Work (thermodynamics)

Work (thermodynamics)

In thermodynamics, work performed by a system is the energy transferred by the system to another that is accounted for by changes in the external generalized mechanical constraints on the system. As such, thermodynamic work is a generalization of the concept of mechanical work in physics.

The external generalized mechanical constraints may be chemical, electromagnetic, (including radiative), gravitational or pressure/volume or other simply mechanical constraints, including momental, as in radiative transfer. Thermodynamic work is defined to be measurable solely from knowledge of such external macroscopic constraint variables. These macroscopic variables always occur in conjugate pairs, for example pressure and volume, magnetic flux density and magnetization, mole fraction and chemical potential. In the SI system of measurement, work is measured in joules (symbol: J). The rate at which work is performed is power.

It is customary to calculate amount of energy transferred as work through quantities external to the system of interest, and thus belonging to its surroundings. Nevertheless, for historical reasons, the customary sign convention is to consider work done by the system on its surroundings as positive. Although all real physical processes entail some dissipation of kinetic energy, it is matter of principle that the dissipation that results from transfer of energy as work occurs only inside the system; energy dissipated outside the system, in the process of transfer of energy, is not counted as thermodynamic work. Thermodynamic work does not account for any energy transferred between systems as heat.
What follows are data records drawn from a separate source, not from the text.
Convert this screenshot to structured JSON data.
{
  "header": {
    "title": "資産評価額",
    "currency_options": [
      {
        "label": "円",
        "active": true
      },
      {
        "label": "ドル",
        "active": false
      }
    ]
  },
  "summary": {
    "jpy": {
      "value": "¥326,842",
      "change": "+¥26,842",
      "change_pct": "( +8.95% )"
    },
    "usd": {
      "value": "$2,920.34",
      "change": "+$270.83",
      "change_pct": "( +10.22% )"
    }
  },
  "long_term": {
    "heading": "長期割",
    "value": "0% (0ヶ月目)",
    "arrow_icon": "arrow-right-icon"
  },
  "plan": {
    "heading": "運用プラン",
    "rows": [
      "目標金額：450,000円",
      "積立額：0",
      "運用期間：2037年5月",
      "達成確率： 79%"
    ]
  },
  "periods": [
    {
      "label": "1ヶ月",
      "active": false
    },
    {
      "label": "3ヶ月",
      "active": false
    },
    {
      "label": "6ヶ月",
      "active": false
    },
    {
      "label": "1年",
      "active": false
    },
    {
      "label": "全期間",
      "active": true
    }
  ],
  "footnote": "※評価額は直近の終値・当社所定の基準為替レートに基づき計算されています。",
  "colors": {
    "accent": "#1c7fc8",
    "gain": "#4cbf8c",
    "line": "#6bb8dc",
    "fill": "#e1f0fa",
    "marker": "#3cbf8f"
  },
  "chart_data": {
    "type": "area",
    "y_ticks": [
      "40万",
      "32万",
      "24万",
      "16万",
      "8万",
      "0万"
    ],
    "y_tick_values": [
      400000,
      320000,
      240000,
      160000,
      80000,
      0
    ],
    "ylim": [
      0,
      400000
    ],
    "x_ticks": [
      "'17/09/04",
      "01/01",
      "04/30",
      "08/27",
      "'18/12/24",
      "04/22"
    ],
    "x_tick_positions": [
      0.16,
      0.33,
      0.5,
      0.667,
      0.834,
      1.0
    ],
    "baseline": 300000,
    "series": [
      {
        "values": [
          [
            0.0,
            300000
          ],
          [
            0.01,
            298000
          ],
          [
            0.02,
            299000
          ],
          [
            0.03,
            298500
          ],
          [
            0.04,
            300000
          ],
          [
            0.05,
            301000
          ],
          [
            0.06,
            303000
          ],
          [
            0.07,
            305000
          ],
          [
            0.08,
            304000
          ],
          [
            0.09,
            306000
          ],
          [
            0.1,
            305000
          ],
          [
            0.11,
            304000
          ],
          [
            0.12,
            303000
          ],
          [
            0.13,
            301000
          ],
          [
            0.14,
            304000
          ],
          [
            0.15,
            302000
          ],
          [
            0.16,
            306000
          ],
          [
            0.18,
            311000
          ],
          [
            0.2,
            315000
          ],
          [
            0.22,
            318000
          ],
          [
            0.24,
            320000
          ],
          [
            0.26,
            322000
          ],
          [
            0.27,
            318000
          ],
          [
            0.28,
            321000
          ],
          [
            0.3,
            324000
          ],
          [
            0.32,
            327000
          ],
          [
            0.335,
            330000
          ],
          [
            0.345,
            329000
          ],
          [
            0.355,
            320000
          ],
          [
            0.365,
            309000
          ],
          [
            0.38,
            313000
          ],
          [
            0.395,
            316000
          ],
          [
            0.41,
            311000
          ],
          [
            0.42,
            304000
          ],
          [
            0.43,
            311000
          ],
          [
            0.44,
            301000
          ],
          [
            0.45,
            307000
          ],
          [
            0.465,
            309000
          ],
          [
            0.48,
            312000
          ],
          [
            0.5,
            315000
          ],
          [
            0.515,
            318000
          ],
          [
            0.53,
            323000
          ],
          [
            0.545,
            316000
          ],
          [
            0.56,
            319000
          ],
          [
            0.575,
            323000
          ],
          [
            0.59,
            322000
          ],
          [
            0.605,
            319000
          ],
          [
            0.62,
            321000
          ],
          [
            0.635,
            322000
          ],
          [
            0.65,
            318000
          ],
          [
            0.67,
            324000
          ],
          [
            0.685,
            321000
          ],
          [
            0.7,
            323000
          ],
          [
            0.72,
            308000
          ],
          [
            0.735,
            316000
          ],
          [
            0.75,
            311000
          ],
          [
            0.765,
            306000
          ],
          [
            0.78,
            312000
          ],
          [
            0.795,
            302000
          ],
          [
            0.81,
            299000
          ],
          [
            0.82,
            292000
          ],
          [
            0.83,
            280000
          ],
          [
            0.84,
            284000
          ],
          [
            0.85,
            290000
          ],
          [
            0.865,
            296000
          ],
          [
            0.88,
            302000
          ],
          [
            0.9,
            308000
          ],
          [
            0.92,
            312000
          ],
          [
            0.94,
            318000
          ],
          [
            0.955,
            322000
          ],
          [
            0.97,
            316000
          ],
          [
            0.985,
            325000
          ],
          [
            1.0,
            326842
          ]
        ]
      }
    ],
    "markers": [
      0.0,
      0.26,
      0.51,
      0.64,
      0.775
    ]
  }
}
Mechanical thermodynamic work is performed by actions such as compression, and including shaft work, stirring, and rubbing. In the simplest case, for example, there are work of change of volume against a resisting pressure, and work without change of volume, known as isochoric work. An example of isochoric work is when an outside agency, in the surrounds of the system, drives a frictional action on the surface of the system. In this case the dissipation is not necessarily actually confined to the system, and the quantity of energy so transferred as work must be estimated through the overall change of state of the system as measured by both its mechanically and externally measurable deformation variables (such as its volume), and its non-deformation variable (usually internal to the system, for example its empirical temperature, regarded not as a temperature but simply as a mechanically measurable variable). In a process of transfer of energy by work, the internal energy of the final state of the system is then measured by the amount of adiabatic work of change of volume that would have been necessary to reach it from the initial state, such adiabatic work being measurable only through the externally measurable mechanical or deformation variables of the system, but including also full information about the forces exerted by the surroundings on the system during the process. In the case of some of Joule's measurements, the process was so arranged that heat produced outside the system by the frictional process was practically entirely transferred into the system during the process, so that the quantity of work done by the surrounds on the system could be calculated as shaft work, an external mechanical variable. For closed systems, internal energy changes in a system other than as work transfer are as heat.